When Lilly McDonald first heard about an online group offering stuff for nothing, she didn't believe it.
"I thought, 'Nah, you can't get free things,'" she said.
But a friend who had joined up with Pay It Forward started passing on baby gear she had requested through the website for Ms McDonald's baby girl, who is due to be born next month.
"She went online for me because I didn't know how to add the page [join up] and then I started going on myself, I added myself in there and started getting beds and stuff."
A few weeks later, she has almost fully furnished the Papakura unit she moved into two months ago with donated furniture and baby gear from Pay It Forward's 7752 South Auckland members.
Nationally, at least 74,000 people have signed up to at least 57 Pay It Forward groups on Facebook, including a chain of 12 "koha sheds" from Auckland to Wanganui, all inspired by a worldwide movement that began with a Hollywood movie of the same name in 2000.

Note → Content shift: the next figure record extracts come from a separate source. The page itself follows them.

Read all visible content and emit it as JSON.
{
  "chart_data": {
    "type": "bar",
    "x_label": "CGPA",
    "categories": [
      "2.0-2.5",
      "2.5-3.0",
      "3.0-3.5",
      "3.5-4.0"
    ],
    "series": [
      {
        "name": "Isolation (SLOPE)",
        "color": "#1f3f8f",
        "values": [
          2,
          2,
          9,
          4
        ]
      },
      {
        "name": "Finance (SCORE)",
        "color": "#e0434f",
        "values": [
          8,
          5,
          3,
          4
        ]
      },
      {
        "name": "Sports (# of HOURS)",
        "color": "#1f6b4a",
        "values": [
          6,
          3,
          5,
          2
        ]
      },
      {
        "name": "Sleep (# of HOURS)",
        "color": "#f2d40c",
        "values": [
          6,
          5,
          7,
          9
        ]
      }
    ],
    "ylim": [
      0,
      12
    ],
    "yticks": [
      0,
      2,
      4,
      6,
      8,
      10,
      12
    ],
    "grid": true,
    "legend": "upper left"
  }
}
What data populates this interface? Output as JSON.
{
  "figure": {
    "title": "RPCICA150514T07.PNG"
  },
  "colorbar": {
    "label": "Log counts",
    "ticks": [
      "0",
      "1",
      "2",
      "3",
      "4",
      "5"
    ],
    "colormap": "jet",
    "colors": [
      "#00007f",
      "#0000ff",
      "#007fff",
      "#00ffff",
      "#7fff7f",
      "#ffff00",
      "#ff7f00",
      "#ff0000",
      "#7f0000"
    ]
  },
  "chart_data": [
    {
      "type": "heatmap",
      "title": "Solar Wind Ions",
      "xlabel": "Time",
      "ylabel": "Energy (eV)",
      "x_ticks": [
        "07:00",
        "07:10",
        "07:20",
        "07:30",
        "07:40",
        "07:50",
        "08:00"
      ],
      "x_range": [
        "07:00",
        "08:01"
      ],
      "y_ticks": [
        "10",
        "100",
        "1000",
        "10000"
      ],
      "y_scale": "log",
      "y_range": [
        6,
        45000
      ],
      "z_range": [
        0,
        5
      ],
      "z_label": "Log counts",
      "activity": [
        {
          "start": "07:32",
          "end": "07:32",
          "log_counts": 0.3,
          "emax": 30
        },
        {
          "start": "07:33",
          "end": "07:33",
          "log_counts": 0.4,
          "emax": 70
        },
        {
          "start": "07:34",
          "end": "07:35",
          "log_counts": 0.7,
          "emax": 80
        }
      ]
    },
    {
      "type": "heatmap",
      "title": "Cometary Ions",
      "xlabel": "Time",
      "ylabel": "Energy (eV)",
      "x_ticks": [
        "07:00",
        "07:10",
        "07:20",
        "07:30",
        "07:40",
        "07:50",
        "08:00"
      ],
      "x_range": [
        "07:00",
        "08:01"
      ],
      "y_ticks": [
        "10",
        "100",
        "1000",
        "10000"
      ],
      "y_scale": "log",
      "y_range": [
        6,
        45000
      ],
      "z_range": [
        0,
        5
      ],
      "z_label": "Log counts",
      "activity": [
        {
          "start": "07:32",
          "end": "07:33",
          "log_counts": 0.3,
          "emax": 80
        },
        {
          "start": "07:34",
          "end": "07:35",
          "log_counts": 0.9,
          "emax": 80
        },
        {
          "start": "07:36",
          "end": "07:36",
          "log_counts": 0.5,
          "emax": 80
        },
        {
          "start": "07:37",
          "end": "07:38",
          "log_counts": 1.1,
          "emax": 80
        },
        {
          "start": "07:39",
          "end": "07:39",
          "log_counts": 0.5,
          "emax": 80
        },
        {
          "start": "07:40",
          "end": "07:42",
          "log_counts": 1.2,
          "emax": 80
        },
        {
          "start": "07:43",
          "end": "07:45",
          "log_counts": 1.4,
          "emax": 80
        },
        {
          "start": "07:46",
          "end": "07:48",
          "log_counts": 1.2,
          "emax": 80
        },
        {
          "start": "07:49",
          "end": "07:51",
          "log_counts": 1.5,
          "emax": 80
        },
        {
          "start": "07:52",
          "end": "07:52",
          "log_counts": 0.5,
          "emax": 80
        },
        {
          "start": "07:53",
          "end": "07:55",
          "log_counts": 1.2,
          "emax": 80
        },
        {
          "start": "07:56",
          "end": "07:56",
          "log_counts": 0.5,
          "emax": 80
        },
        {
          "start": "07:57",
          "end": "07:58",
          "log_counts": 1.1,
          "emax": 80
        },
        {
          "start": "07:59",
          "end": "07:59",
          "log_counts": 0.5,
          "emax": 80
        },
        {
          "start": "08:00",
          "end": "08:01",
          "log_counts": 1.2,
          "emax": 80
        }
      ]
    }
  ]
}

An administrator of the South Auckland group, Tania Harvey, said the movement was voluntary and monetary transactions were banned.
Eileen Joy, who helps run the West Auckland group, said about 70 per cent of the posts on her site were from people offering to donate something, and about 30 per cent were from people asking for things they needed.
"We get things like someone saying, 'I'd really like to go and see my newborn nephew, can someone gift me some petrol vouchers to go and see them?'" she said.
Ms McDonald, 28, came south from Kaitaia to be close to the father of her 4-year-old son, Jordan.
She found a three-bedroom private rental for herself, Jordan, her 11-year-old son who is also moving down soon, and the imminent baby. But she had no furniture at all.
Pay It Forward members have donated a fridge, beds, TV, cot, pram, baby bath, bouncy seat, baby clothes, toys and other things worth a total of about $1500. "I wouldn't have had as much stuff if I had to get it myself," Ms McDonald said. "Being on a benefit, it's financially hard."